I've said before that I have some reservations about this coalition idea, but let me put those aside for a moment and speak purely of crass political concerns: for once in his life, Scott Reid may be right:
Owing to a ridiculously ill-considered act of hubris, [Harper] has laid himself vulnerable to his opponents. Their imperative could not be more clear: kill him. Kill him dead. Do not, whatever you do, provide him with an opportunity to extend his hold on power. Because you can be damn certain he will never again be so reckless as to give you a chance to finish him off.
This can't be said often enough -- Stephen Harper needs to be defeated, and in particular needs to be seen as having lost because of ideological hubris. That will be good for Canada, and even good for the Conservative party once they nurse their wounds.

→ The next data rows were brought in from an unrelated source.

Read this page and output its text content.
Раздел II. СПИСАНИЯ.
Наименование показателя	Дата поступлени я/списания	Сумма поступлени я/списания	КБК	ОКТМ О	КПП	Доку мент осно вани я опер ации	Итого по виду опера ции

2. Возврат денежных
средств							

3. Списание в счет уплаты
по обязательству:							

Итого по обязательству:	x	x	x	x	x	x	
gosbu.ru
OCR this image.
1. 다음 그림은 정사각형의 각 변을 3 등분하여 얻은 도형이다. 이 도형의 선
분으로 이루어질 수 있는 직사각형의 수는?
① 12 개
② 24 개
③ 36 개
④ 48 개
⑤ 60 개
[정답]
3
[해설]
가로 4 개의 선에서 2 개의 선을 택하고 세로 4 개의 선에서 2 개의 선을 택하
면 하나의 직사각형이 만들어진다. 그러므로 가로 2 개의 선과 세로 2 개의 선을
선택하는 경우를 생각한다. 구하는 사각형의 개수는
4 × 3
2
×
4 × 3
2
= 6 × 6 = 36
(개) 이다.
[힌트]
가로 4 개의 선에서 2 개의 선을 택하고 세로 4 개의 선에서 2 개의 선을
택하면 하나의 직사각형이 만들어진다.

The first step in nursing the wounds is to stop the bleeding, and that means the Conservatives have to dump Harper. Any poor sucker can lose his government because of a calamity. A number of leaders in human history can tell you, when famine, flood, or fire strikes the people quickly find ways of making their displeasure known. This, on the other hand, is a mistake of such enormity somewhere Joe Clark is thinking "damn, he makes me look gooood." It takes a world-class bungle to lose your government over a trifle, and that's what this will have been. Harper has been relatively smart as political leaders go, but you simply cannot allow a fuck-up like this to be unpunished. And I would encourage any Conservatives to strongly consider dumping Harper even if he retains the Prime Minister's Office after Dec. 8th. To have even brought the government close to falling over such petty matters is itself an indictment of Harper's ability to govern.

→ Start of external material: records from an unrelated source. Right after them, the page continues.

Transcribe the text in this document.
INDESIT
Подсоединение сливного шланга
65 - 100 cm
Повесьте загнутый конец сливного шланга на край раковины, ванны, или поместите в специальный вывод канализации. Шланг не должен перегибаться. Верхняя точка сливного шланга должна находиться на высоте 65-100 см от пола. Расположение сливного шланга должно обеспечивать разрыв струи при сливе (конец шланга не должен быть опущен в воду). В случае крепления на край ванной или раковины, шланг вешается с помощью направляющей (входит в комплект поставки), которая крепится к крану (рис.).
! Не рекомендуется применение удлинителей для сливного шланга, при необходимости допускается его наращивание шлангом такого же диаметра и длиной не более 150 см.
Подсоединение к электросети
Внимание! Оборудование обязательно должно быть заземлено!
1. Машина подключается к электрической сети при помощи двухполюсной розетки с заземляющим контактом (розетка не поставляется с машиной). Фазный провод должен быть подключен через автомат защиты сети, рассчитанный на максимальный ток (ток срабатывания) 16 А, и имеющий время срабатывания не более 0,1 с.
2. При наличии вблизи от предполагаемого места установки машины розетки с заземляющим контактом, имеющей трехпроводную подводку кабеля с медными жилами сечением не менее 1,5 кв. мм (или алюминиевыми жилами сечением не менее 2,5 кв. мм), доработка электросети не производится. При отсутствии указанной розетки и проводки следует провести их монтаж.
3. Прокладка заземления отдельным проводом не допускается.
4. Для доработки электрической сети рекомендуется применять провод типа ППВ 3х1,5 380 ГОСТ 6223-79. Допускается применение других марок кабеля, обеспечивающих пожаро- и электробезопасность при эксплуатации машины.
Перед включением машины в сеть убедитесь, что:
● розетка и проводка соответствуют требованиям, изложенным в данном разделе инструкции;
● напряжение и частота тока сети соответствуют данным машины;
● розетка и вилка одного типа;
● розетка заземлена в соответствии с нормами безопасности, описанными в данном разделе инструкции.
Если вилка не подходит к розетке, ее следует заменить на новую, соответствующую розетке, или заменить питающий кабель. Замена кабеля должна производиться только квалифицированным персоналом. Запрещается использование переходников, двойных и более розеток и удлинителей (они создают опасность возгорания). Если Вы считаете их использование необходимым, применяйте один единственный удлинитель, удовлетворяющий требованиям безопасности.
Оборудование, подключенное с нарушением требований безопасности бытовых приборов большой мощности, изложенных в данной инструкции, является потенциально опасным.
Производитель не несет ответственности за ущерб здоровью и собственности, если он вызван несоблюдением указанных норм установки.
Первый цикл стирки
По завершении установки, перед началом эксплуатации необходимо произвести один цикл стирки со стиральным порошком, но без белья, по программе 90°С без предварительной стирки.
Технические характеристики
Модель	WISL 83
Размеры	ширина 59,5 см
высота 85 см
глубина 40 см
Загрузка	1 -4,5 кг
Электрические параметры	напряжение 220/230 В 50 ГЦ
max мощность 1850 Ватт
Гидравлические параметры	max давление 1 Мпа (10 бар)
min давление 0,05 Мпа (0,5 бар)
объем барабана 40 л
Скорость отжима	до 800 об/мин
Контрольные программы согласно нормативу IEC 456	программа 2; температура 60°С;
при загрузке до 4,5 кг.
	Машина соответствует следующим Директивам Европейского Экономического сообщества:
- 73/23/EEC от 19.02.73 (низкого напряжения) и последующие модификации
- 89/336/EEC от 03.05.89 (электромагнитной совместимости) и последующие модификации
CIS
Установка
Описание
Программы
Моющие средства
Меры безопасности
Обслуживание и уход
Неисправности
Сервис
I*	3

Paul Wells has some of the inside gossip from the Press Gallery Dinner, and I was in particular struck by this, which I take as very good news:
Some Liberals say the Bloc will not accept Michael Ignatieff as PM and that the Bloc insists on Dion, who will do less damage to their long-term chances. Some Liberals say the NDP will not accept Bob Rae as PM. I spoke to an NDP negotiator who said the party does not care who serves as PM. “The Liberal leader will be PM. The Liberals get to decide who their leader is.” The Bloc does not expect cabinet seats. I’ve heard one report that the Bloc is insisting on a French-only requirement for public-service employees in Quebec. This was news to a Bloquiste I quizzed. The NDP does expect cabinet seats; a deal like the 1985 accord in Ontario, which sealed NDP cooperation for a Liberal-only cabinet, is unacceptable to the NDP, who see this as a chance to groom a young generation of New Democrats who are used to the compromises and disciplines of actually governing.
Jack Layton's long-term project of making the NDP a party of government, not just a party of protest, is proceeding well. I say Prime Minister Dion and Finance Minister Goodale is a good start. If the point of this coalition is to give the country sane financial and economic management, putting a former Finance Minister back in office to get an effective budget out ASAP seems like a no-brainer to me. And the NDP and BQ have no business getting in the middle of the Liberal leadership race: let Dion sit until the leadership race is over.

But none of this will matter if someone defects. Already I'm seeing Liberals willing to make nice now that the most offensive parts of the fiscal update have been shelved. Aside from the fact that it would consitute a major defeat for the opposition to back down at this point -- forget what you've achieved, the story would be that Harper won the day by surviving -- this is about more than the details of the fiscal update. A supermajority of people voted for someone other than a Conservative MP, and it would be nice to have a government that represented most of the people of this country. Not that any of this matters to knuckleheads like Stephen Ledrew, who's on CTV saying that good Liberals are horrified at the thought of a coalition.

So: let's begin weak-kneed defection watch!

2 comments:

Mike said...

Game On!

D said...

"This can't be said often enough -- Stephen Harper needs to be defeated, and in particular needs to be seen as having lost because of ideological hubris. That will be good for Canada, and even good for the Conservative party once they nurse their wounds."

Excellent post. Let's do this thing and end the ridiculous Conservative charades in parliament.